2011-03-07 19:00:51

by Frederic Weisbecker

[permalink] [raw]
Subject: Re: Reiserfs deadlock in 2.6.36

Hi Bastien,

Sorry for the time I've been away.

On Sun, Jan 30, 2011 at 01:08:29AM +0100, Bastien ROUCARIES wrote:
> Le jeudi 23 d?cembre 2010 04:42:33, Frederic Weisbecker a ?crit :
> Hi,
>
> I take me more than two days of testing to reporduce this bugs with trace enabled. My filesystem was quite slow and this bugs seems
> to be timing related.
>
> One patern that trigger this bug is git. Doing a lot of git work of my desktop crash my machine.
>
> Moreover, trying to reproduce this bug lead to data loss.
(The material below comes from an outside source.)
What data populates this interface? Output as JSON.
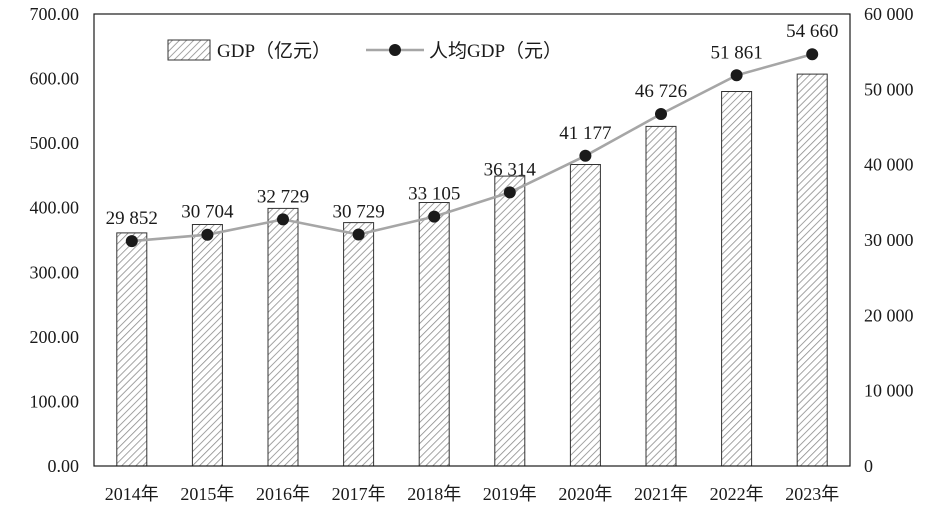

I have rebuilded twice my / partition using --rebuild-tree, and restored
> my home partition three times using backups.
>
> My log is here.
>
> Do you need more information?

Yeah do you have CONFIG_REISERFS_CHECK? I just would
like to ensure we are not missing this important source of
information.

I'm puzzled because, given the traces, your opening and closing of the journal are
well balanced.

You have a writer queued and stuck but I see no trace of it in the traces stream.
I only see well balanced journal operations, including journal closing that would have
woken your queued writer.

A theory could be that your queued writer was waiting for someone to close the journal,
which finally happen but actually several minutes later, after there was many
journal opening/closing that overwrote the old trace containing the queueing of
the stuck writer.

I don't know what to do yet. I need to think more about it.


2011-03-08 08:41:18

by Bastien Roucariès

[permalink] [raw]
Subject: Re: Reiserfs deadlock in 2.6.36

On Mon, Mar 7, 2011 at 8:00 PM, Frederic Weisbecker <[email protected]> wrote:
> Hi Bastien,

Cc: Ingo Molnar because he work a lot on soft lockup, and could have
an idea to debug
cc: andrew morton that trakc also "File/memory corruption in 2.6.37"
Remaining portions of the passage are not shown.